At noon on Wednesday, I was at a spa in St. Maarten, getting a massage—V’lane’s latest gift from whatever Human Dating Manual he was reading. Was it any wonder I was rapidly losing any sense of reality? Monsters and mayhem and massages, oh my.

When it was over, I dressed and was escorted to a private dining room in the hotel where V’lane met me on a terrace overlooking the ocean. He pulled back a chair and seated me before a table drenched with linen, fine crystal, and finer food. Mac 1.0 would have felt many things: flattered, flirtatious, in her element. I felt hungry. I picked up a knife, stabbed a strawberry, and ate it off the blade. I might have used my spear but, as usual, it vanished the moment he appeared. I felt more naked without it fully clothed than I did nude, and if given the choice, I would have walked through the resort bare as I’d been born, if it had meant keeping the spear.
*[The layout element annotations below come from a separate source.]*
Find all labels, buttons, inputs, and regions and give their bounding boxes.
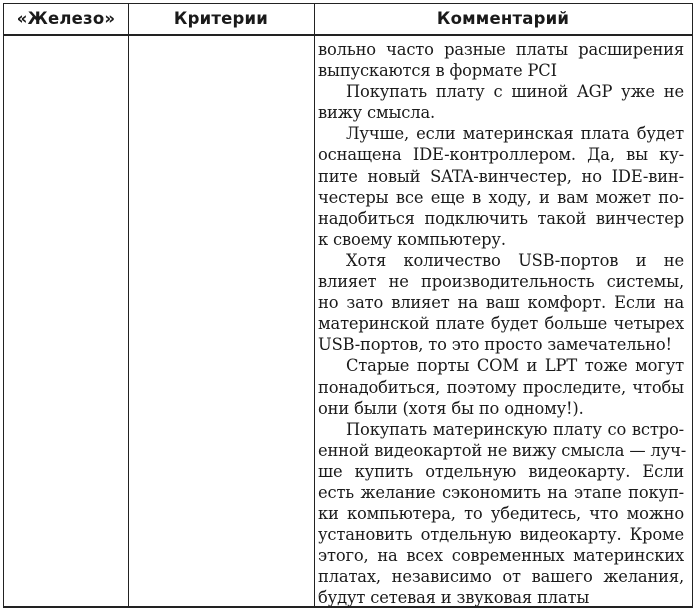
- comment-line: енной видеокартой не вижу смысла — луч-: [318, 440, 687, 460]
- comment-line: пите новый SATA-винчестер, но IDE-вин-: [318, 166, 684, 186]
- comment-line: Покупать плату с шиной AGP уже не: [346, 82, 684, 102]
- comment-line: этого, на всех современных материнских: [318, 546, 684, 566]
- comment-line: Лучше, если материнская плата будет: [346, 124, 684, 144]
- column-divider-1: [128, 4, 129, 607]
- comment-line: вольно часто разные платы расширения: [318, 40, 684, 59]
- comment-line: понадобиться, поэтому проследите, чтобы: [318, 377, 684, 397]
- comment-line: но зато влияет на ваш комфорт. Если на: [318, 293, 684, 313]
- comment-line: Старые порты COM и LPT тоже могут: [346, 356, 684, 376]
- comment-line: Хотя количество USB-портов и не: [346, 250, 684, 270]
- comment-line: надобиться подключить такой винчестер: [318, 208, 684, 228]
- header-criteria: Критерии: [173, 9, 269, 28]
- comment-line: будут сетевая и звуковая платы: [318, 588, 590, 608]
- comment-line: они были (хотя бы по одному!).: [318, 398, 584, 418]
- comment-line: установить отдельную видеокарту. Кроме: [318, 525, 684, 545]
- table-header: [4, 4, 692, 36]
- header-hardware: «Железо»: [16, 9, 116, 28]
- header-comment: Комментарий: [436, 9, 570, 28]
- column-divider-2: [314, 4, 315, 607]
- comment-line: к своему компьютеру.: [318, 229, 506, 249]
- comment-line: оснащена IDE-контроллером. Да, вы ку-: [318, 145, 684, 165]
- comment-cell: [318, 39, 687, 609]
- comment-line: платах, независимо от вашего желания,: [318, 567, 684, 587]
- comment-line: есть желание сэкономить на этапе покуп-: [318, 482, 684, 502]
- comment-line: ки компьютера, то убедитесь, что можно: [318, 504, 684, 524]
- comment-line: выпускаются в формате PCI: [318, 61, 557, 81]
- comment-line: вижу смысла.: [318, 103, 436, 123]
- comment-line: честеры все еще в ходу, и вам может по-: [318, 187, 684, 207]
- comment-line: ше купить отдельную видеокарту. Если: [318, 461, 684, 481]
- comment-line: влияет не производительность системы,: [318, 272, 684, 292]
- comment-line: USB-портов, то это просто замечательно!: [318, 335, 672, 355]
- comment-line: материнской плате будет больше четырех: [318, 314, 684, 334]
- comment-line: Покупать материнскую плату со встро-: [346, 419, 684, 439]
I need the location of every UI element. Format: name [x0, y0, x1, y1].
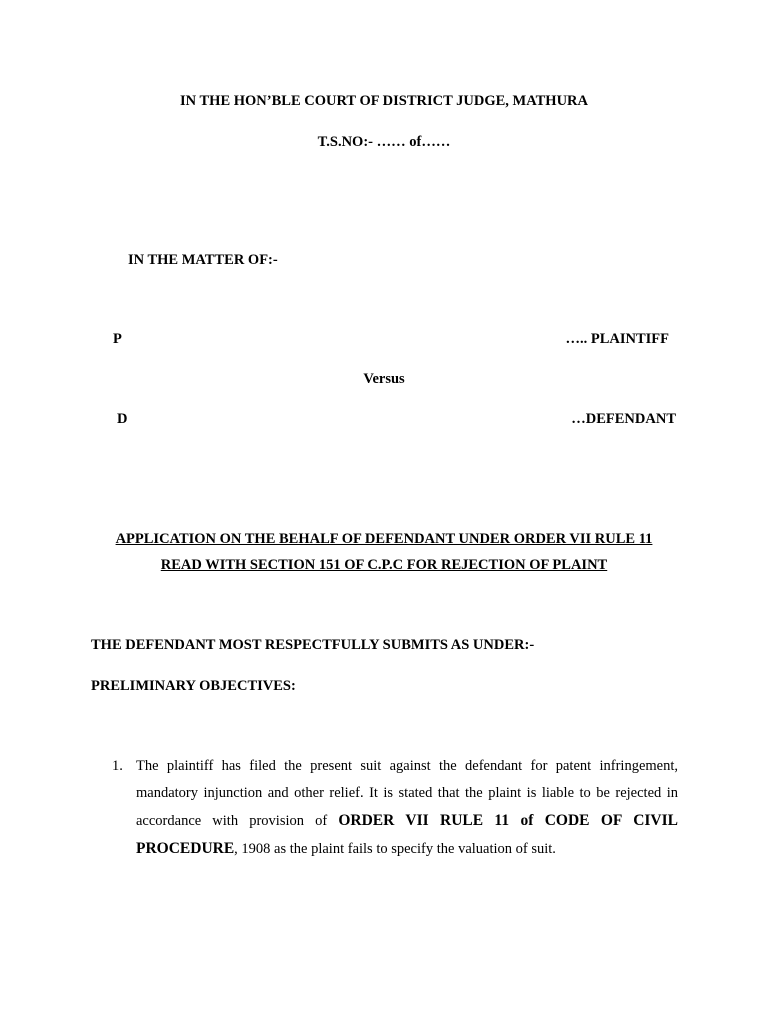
matter-label: IN THE MATTER OF:-: [128, 252, 278, 268]
plaintiff-role: ….. PLAINTIFF: [565, 331, 669, 347]
paragraph-1: [112, 753, 678, 863]
paragraph-text-after: , 1908 as the plaint fails to specify the valuation of suit.: [234, 841, 556, 857]
defendant-role: …DEFENDANT: [571, 411, 676, 427]
court-title: IN THE HON’BLE COURT OF DISTRICT JUDGE, MATHURA: [180, 93, 588, 109]
ts-number: T.S.NO:- …… of……: [317, 134, 451, 150]
submission-heading: THE DEFENDANT MOST RESPECTFULLY SUBMITS AS UNDER:-: [91, 637, 535, 653]
defendant-name: D: [117, 411, 128, 427]
preliminary-heading: PRELIMINARY OBJECTIVES:: [91, 678, 296, 694]
plaintiff-name: P: [113, 331, 122, 347]
versus-label: Versus: [363, 371, 405, 387]
paragraph-text-before: The plaintiff has filed the present suit against the defendant for patent infringement, mandatory injunction and other relief. It is stated that the plaint is liable to be rejected in accordance with provision of: [136, 758, 678, 829]
application-title-line2: READ WITH SECTION 151 OF C.P.C FOR REJECTION OF PLAINT: [160, 557, 608, 573]
paragraph-body: [136, 753, 678, 863]
paragraph-number: 1.: [112, 758, 123, 774]
application-title-line1: APPLICATION ON THE BEHALF OF DEFENDANT UNDER ORDER VII RULE 11: [115, 531, 653, 547]
paragraph-emphasis: ORDER VII RULE 11 of CODE OF CIVIL PROCEDURE: [136, 812, 678, 857]
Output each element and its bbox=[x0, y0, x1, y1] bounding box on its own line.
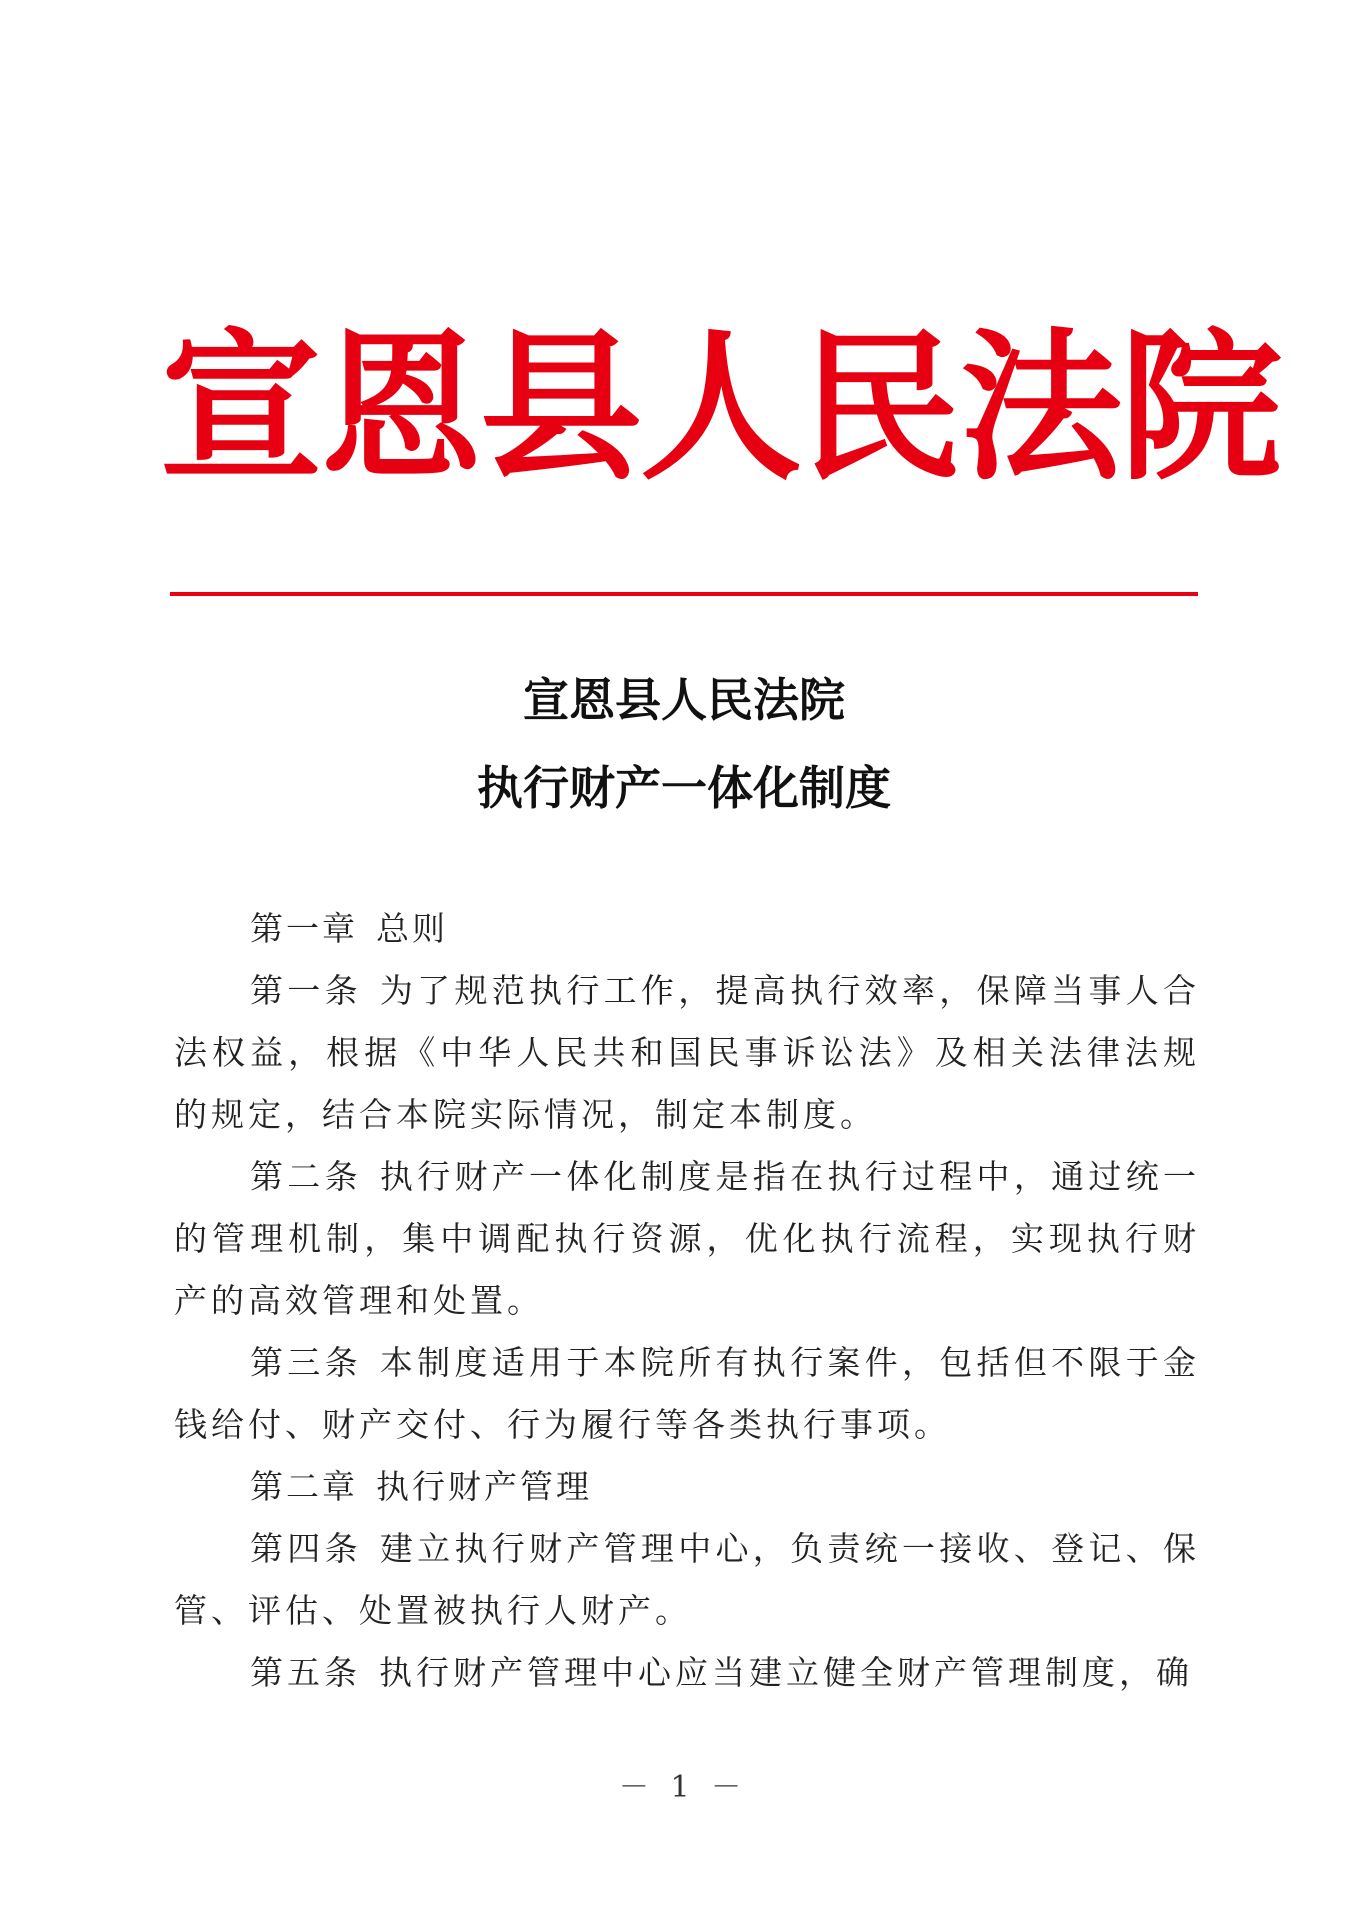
article-paragraph bbox=[174, 1518, 1200, 1642]
chapter-number: 第一章 bbox=[250, 909, 358, 948]
article-paragraph bbox=[174, 960, 1200, 1146]
article-paragraph bbox=[174, 1332, 1200, 1456]
article-number: 第二条 bbox=[250, 1157, 362, 1196]
article-text: 本制度适用于本院所有执行案件，包括但不限于金钱给付、财产交付、行为履行等各类执行事项。 bbox=[174, 1343, 1200, 1444]
article-number: 第四条 bbox=[250, 1529, 362, 1568]
document-title-line-1: 宣恩县人民法院 bbox=[523, 673, 845, 727]
article-paragraph bbox=[174, 1146, 1200, 1332]
article-number: 第三条 bbox=[250, 1343, 362, 1382]
chapter-title: 执行财产管理 bbox=[376, 1467, 592, 1506]
page-number: － 1 － bbox=[618, 1770, 748, 1805]
article-paragraph bbox=[174, 1642, 1200, 1704]
chapter-number: 第二章 bbox=[250, 1467, 358, 1506]
masthead-court-name: 宣恩县人民法院 bbox=[160, 313, 1280, 503]
red-separator-line bbox=[170, 592, 1198, 596]
article-number: 第五条 bbox=[250, 1653, 361, 1692]
article-text: 为了规范执行工作，提高执行效率，保障当事人合法权益，根据《中华人民共和国民事诉讼法》及相关法律法规的规定，结合本院实际情况，制定本制度。 bbox=[174, 971, 1200, 1134]
article-number: 第一条 bbox=[250, 971, 362, 1010]
chapter-title: 总则 bbox=[376, 909, 448, 948]
document-body bbox=[174, 898, 1200, 1704]
chapter-heading bbox=[174, 898, 1200, 960]
chapter-heading bbox=[174, 1456, 1200, 1518]
document-title-line-2: 执行财产一体化制度 bbox=[477, 761, 891, 815]
article-text: 执行财产管理中心应当建立健全财产管理制度，确 bbox=[379, 1653, 1193, 1692]
article-text: 执行财产一体化制度是指在执行过程中，通过统一的管理机制，集中调配执行资源，优化执行流程，实现执行财产的高效管理和处置。 bbox=[174, 1157, 1200, 1320]
article-text: 建立执行财产管理中心，负责统一接收、登记、保管、评估、处置被执行人财产。 bbox=[174, 1529, 1200, 1630]
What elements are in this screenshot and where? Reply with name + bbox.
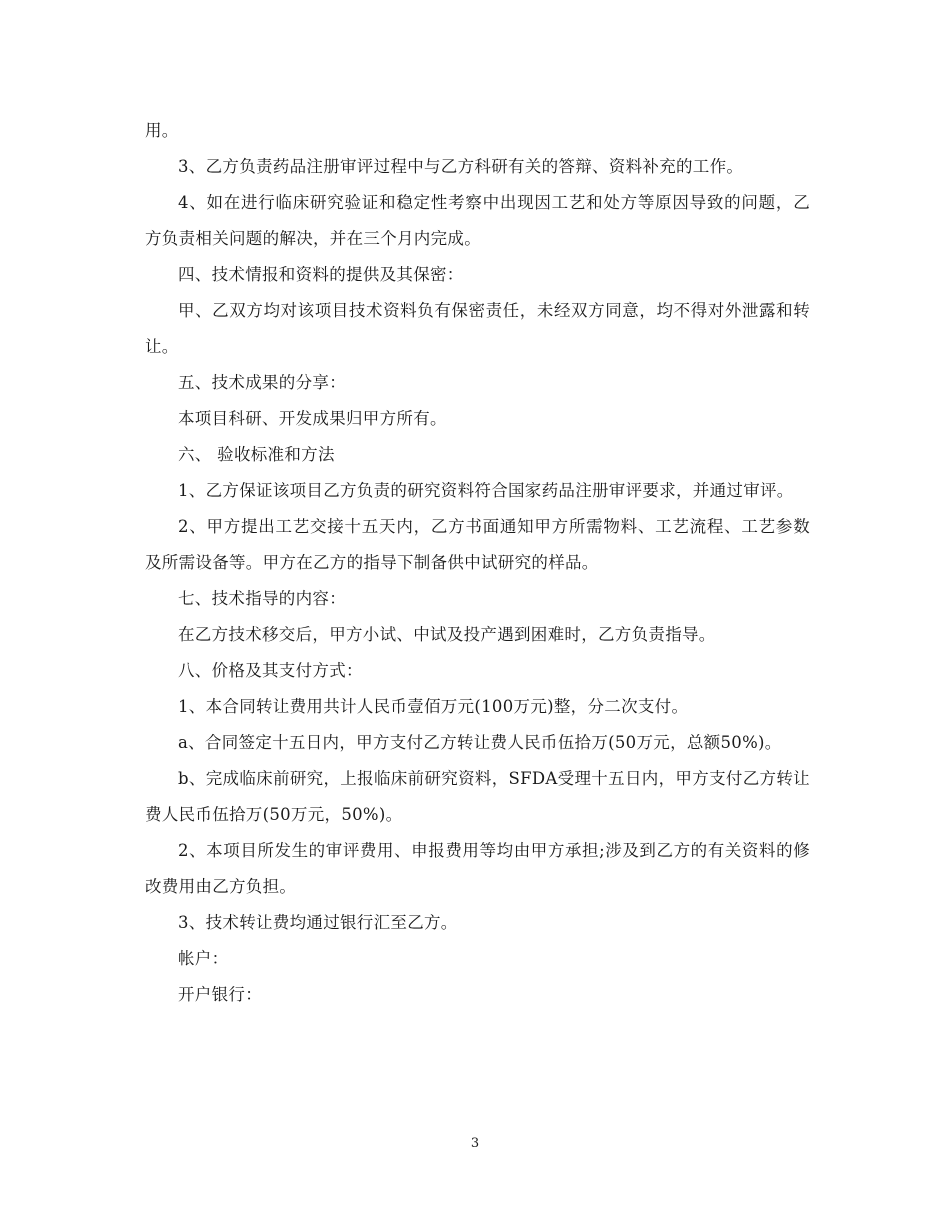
section-heading-4-confidentiality: 四、技术情报和资料的提供及其保密： xyxy=(178,265,464,284)
paragraph-payment-1: 1、本合同转让费用共计人民币壹佰万元(100万元)整，分二次支付。 xyxy=(178,697,689,716)
section-heading-6-acceptance: 六、 验收标准和方法 xyxy=(178,445,335,464)
paragraph-continuation: 用。 xyxy=(145,121,179,140)
paragraph-acceptance-2: 2、甲方提出工艺交接十五天内，乙方书面通知甲方所需物料、工艺流程、工艺参数及所需设备等。甲方在乙方的指导下制备供中试研究的样品。 xyxy=(145,517,810,572)
paragraph-confidentiality: 甲、乙双方均对该项目技术资料负有保密责任，未经双方同意，均不得对外泄露和转让。 xyxy=(145,301,810,356)
field-bank: 开户银行： xyxy=(178,985,262,1004)
paragraph-results-ownership: 本项目科研、开发成果归甲方所有。 xyxy=(178,409,447,428)
paragraph-guidance: 在乙方技术移交后，甲方小试、中试及投产遇到困难时，乙方负责指导。 xyxy=(178,625,716,644)
section-heading-5-results: 五、技术成果的分享： xyxy=(178,373,346,392)
paragraph-payment-3: 3、技术转让费均通过银行汇至乙方。 xyxy=(178,913,458,932)
page-number: 3 xyxy=(470,1136,480,1151)
section-heading-7-guidance: 七、技术指导的内容： xyxy=(178,589,346,608)
field-account: 帐户： xyxy=(178,949,229,968)
paragraph-clause-3-registration: 3、乙方负责药品注册审评过程中与乙方科研有关的答辩、资料补充的工作。 xyxy=(178,157,744,176)
paragraph-payment-b: b、完成临床前研究，上报临床前研究资料，SFDA受理十五日内，甲方支付乙方转让费人民币伍拾万(50万元，50%)。 xyxy=(145,769,810,824)
document-body xyxy=(145,113,810,1013)
paragraph-payment-2: 2、本项目所发生的审评费用、申报费用等均由甲方承担;涉及到乙方的有关资料的修改费用由乙方负担。 xyxy=(145,841,810,896)
paragraph-payment-a: a、合同签定十五日内，甲方支付乙方转让费人民币伍拾万(50万元，总额50%)。 xyxy=(178,733,782,752)
paragraph-clause-4-clinical: 4、如在进行临床研究验证和稳定性考察中出现因工艺和处方等原因导致的问题，乙方负责相关问题的解决，并在三个月内完成。 xyxy=(145,193,810,248)
section-heading-8-payment: 八、价格及其支付方式： xyxy=(178,661,363,680)
paragraph-acceptance-1: 1、乙方保证该项目乙方负责的研究资料符合国家药品注册审评要求，并通过审评。 xyxy=(178,481,794,500)
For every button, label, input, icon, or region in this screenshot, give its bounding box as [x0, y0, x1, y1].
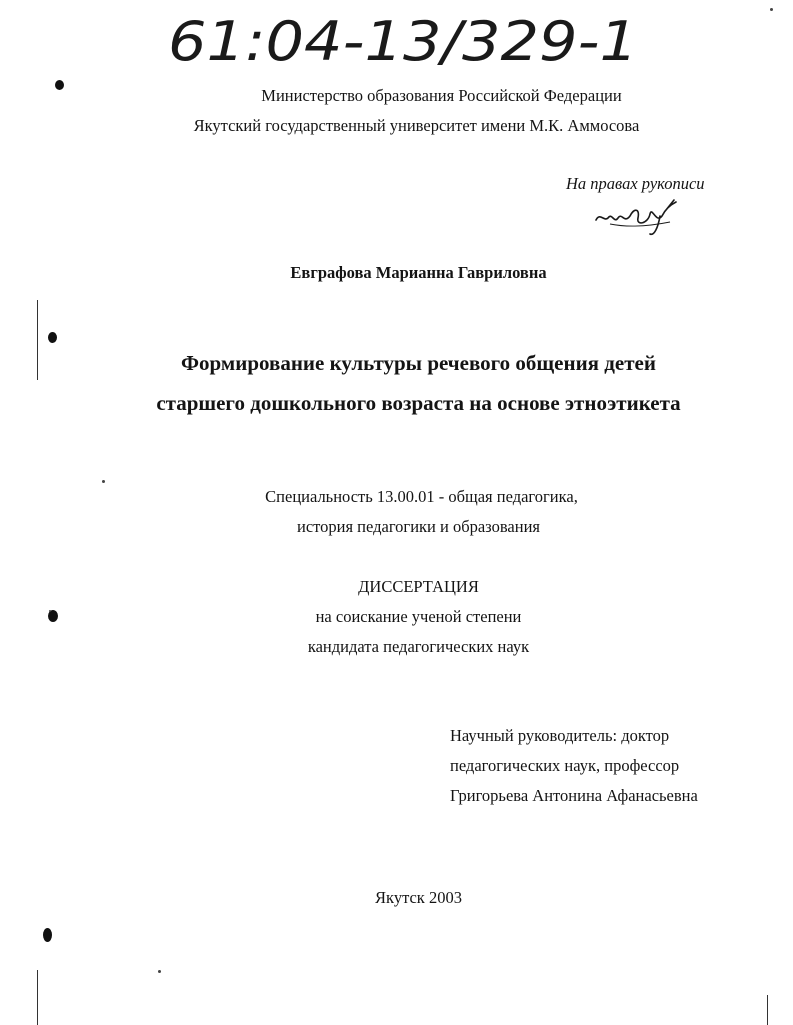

For the past few days, V’lane had been in his most humanlike form when we’d met, heavily muted. He, too, was trying to get on my good side. Ironically, the more he and Barrons tried, the less I trusted them both. Heads turned when the Fae Prince moved through the public places he took me. Even turned off, women stared after him with voracious eyes.

I dug into the spread with gusto, piling a plate with strawberries, pineapple, lobster, crab cakes, crackers, and caviar. I’d been living on popcorn and ramen noodles too long. “What exactly is the Sinsar Dubh, V’lane, and why does everyone want it?”